As a queer Black woman from outside London – Manchester, to be precise – OneDa has had to fight to make herself heard. Perhaps that’s why her debut album opens with ‘Let Me In’ – less a plea, and more a demand, it’s the sound of someone relentlessly knocking on the industry’s door, before bulldozing her way in anyway.
A high-octane thriller, ‘Formula OneDa’ is a frenetic, eclectic debut. OneDa’s rise was closely tethered to the DNB scene, and the crunching breakbeats that permeate ‘Leader’ for example serve to lift her voice higher. There’s real breadth here, though – ‘The Formula’ utilises a minimalist framework against a performance more akin to spoken word; ‘Raised’ sits in the UK hip-hop lineage, while ‘Sometimes’ seems to point to her Nigerian heritage.

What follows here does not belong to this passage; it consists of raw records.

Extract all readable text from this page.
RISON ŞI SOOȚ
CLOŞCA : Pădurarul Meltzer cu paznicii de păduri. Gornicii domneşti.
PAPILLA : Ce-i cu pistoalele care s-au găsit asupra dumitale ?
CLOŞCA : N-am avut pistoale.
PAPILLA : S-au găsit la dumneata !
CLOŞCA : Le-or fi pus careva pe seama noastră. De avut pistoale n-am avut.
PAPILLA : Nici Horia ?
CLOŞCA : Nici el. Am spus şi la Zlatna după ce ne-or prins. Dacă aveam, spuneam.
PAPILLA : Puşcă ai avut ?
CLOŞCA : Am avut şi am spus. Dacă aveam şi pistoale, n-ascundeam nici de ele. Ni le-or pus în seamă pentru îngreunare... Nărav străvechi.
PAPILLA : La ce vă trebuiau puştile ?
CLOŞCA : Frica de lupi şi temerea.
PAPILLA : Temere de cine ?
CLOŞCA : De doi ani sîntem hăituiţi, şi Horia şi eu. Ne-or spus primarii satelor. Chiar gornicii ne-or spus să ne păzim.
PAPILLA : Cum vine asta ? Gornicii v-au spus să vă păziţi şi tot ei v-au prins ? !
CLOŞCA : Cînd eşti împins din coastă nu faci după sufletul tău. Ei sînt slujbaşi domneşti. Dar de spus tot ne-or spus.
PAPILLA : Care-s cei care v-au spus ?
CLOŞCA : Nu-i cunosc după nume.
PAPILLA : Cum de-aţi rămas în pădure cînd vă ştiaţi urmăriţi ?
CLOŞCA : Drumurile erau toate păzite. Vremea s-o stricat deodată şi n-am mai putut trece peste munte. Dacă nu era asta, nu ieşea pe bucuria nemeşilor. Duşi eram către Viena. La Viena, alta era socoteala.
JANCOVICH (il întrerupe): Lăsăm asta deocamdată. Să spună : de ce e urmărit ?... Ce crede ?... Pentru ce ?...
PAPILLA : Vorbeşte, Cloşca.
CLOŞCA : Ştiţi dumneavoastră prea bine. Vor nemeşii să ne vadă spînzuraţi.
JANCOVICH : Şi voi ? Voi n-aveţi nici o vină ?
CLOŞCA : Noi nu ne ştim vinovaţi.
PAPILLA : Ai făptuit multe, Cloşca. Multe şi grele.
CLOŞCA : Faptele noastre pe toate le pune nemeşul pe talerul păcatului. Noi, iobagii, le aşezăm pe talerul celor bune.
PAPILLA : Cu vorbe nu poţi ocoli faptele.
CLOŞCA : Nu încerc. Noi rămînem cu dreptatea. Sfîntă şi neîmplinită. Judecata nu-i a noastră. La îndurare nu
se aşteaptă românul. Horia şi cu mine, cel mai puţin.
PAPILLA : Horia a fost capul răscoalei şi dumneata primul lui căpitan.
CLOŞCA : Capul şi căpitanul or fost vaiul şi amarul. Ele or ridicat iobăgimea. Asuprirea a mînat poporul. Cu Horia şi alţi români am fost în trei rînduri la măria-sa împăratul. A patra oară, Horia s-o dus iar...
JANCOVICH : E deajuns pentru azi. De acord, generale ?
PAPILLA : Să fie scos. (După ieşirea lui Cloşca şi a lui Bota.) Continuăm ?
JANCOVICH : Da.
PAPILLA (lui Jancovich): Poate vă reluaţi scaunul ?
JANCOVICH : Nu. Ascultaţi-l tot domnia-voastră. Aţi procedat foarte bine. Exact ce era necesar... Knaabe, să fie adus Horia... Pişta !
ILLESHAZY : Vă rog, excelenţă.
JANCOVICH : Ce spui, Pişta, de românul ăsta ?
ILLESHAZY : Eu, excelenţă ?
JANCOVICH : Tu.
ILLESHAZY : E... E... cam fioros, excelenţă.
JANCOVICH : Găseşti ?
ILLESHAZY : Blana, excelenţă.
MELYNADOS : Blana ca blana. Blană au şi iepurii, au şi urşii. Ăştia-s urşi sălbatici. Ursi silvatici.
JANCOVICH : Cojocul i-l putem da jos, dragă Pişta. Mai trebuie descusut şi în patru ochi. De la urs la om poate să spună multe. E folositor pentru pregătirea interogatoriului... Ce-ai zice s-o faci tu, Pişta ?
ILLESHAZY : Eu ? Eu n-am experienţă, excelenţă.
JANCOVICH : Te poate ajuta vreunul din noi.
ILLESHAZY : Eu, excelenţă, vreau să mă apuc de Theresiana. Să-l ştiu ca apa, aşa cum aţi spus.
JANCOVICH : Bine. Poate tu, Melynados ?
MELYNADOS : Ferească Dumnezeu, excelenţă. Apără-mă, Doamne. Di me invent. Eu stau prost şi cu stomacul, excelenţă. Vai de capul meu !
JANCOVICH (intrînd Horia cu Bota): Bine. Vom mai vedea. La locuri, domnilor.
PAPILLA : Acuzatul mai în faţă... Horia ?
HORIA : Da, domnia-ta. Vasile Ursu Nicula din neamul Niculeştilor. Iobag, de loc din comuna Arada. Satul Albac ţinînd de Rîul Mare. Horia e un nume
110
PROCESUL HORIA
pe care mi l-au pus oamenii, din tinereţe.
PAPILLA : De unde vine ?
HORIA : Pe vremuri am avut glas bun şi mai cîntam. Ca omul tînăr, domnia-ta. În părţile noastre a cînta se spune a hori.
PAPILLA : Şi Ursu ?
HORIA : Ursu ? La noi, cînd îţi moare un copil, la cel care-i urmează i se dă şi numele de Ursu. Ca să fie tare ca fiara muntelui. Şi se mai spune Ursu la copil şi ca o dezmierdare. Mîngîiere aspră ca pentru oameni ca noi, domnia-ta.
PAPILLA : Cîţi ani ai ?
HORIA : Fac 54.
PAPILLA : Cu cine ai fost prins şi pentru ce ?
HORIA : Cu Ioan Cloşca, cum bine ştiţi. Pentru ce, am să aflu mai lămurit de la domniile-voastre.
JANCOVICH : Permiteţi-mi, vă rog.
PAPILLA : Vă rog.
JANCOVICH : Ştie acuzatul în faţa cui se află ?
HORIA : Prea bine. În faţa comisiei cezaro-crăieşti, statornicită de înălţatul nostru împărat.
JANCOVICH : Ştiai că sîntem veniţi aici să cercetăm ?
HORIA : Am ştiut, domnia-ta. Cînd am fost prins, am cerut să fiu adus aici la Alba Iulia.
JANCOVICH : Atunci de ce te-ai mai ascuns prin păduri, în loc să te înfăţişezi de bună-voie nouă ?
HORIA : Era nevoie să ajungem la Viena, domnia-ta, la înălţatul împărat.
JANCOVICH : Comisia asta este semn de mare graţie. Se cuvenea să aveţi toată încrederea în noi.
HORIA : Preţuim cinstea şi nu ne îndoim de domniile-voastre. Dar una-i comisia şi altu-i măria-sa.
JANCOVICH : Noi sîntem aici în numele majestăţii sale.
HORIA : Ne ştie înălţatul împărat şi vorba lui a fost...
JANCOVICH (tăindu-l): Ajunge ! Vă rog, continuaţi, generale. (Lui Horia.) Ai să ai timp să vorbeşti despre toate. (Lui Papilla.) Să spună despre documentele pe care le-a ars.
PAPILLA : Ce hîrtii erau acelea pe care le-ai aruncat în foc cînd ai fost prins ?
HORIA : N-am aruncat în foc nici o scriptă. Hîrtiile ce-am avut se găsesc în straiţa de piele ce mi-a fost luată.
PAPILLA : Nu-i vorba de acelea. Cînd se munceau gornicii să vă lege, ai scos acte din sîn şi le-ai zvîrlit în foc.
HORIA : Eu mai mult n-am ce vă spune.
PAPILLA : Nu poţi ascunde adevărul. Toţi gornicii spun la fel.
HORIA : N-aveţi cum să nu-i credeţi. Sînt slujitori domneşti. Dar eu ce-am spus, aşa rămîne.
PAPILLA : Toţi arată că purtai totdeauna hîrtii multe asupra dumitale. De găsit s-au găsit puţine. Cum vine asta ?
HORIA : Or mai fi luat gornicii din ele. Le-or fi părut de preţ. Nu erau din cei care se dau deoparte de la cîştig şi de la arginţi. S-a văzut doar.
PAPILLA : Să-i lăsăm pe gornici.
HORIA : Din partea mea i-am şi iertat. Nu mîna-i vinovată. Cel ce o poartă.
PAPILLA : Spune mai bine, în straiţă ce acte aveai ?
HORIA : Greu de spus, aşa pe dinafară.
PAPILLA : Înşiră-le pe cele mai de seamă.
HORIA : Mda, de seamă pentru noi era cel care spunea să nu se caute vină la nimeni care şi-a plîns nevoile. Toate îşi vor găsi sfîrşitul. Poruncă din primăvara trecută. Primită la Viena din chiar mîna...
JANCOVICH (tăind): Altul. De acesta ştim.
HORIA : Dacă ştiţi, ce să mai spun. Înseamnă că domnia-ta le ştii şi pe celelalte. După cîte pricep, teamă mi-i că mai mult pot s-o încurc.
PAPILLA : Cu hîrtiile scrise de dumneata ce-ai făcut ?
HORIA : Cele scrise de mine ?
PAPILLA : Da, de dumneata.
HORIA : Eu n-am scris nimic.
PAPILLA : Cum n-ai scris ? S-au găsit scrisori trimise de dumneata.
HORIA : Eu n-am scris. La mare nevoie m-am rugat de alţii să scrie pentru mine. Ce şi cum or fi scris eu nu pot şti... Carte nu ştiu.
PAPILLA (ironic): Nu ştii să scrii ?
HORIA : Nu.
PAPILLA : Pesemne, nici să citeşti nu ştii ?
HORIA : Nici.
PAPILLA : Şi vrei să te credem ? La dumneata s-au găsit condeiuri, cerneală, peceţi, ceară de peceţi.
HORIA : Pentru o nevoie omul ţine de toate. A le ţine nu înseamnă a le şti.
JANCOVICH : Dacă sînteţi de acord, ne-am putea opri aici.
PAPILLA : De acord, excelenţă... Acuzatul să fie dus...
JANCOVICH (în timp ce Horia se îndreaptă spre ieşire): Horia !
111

Somewhere within all those influences – and more – is where OneDa resides. She’s joined by an excellent crew, too; a riveting PRIDO on the thrilling ‘Over My Dead’ Body’ or an urgent Princethekid on grimy roller ‘Pull Up’.
In the end, however, only one voice truly counts. OneDa leads from the front, closing the album with a daring triptych of performances. ‘The Western Way’ is an intelligent, multi-faceted critique, ‘Superwoman’ rolls flow upon flow in a daring execution of technical skill, and the zero gravity ‘Set It Off’ seems to float upwards towards the cosmos.
A succinct declaration of independence, ‘Formula OneDa’ finds the Manchester rapper nailing down her testament – she implores you to listen.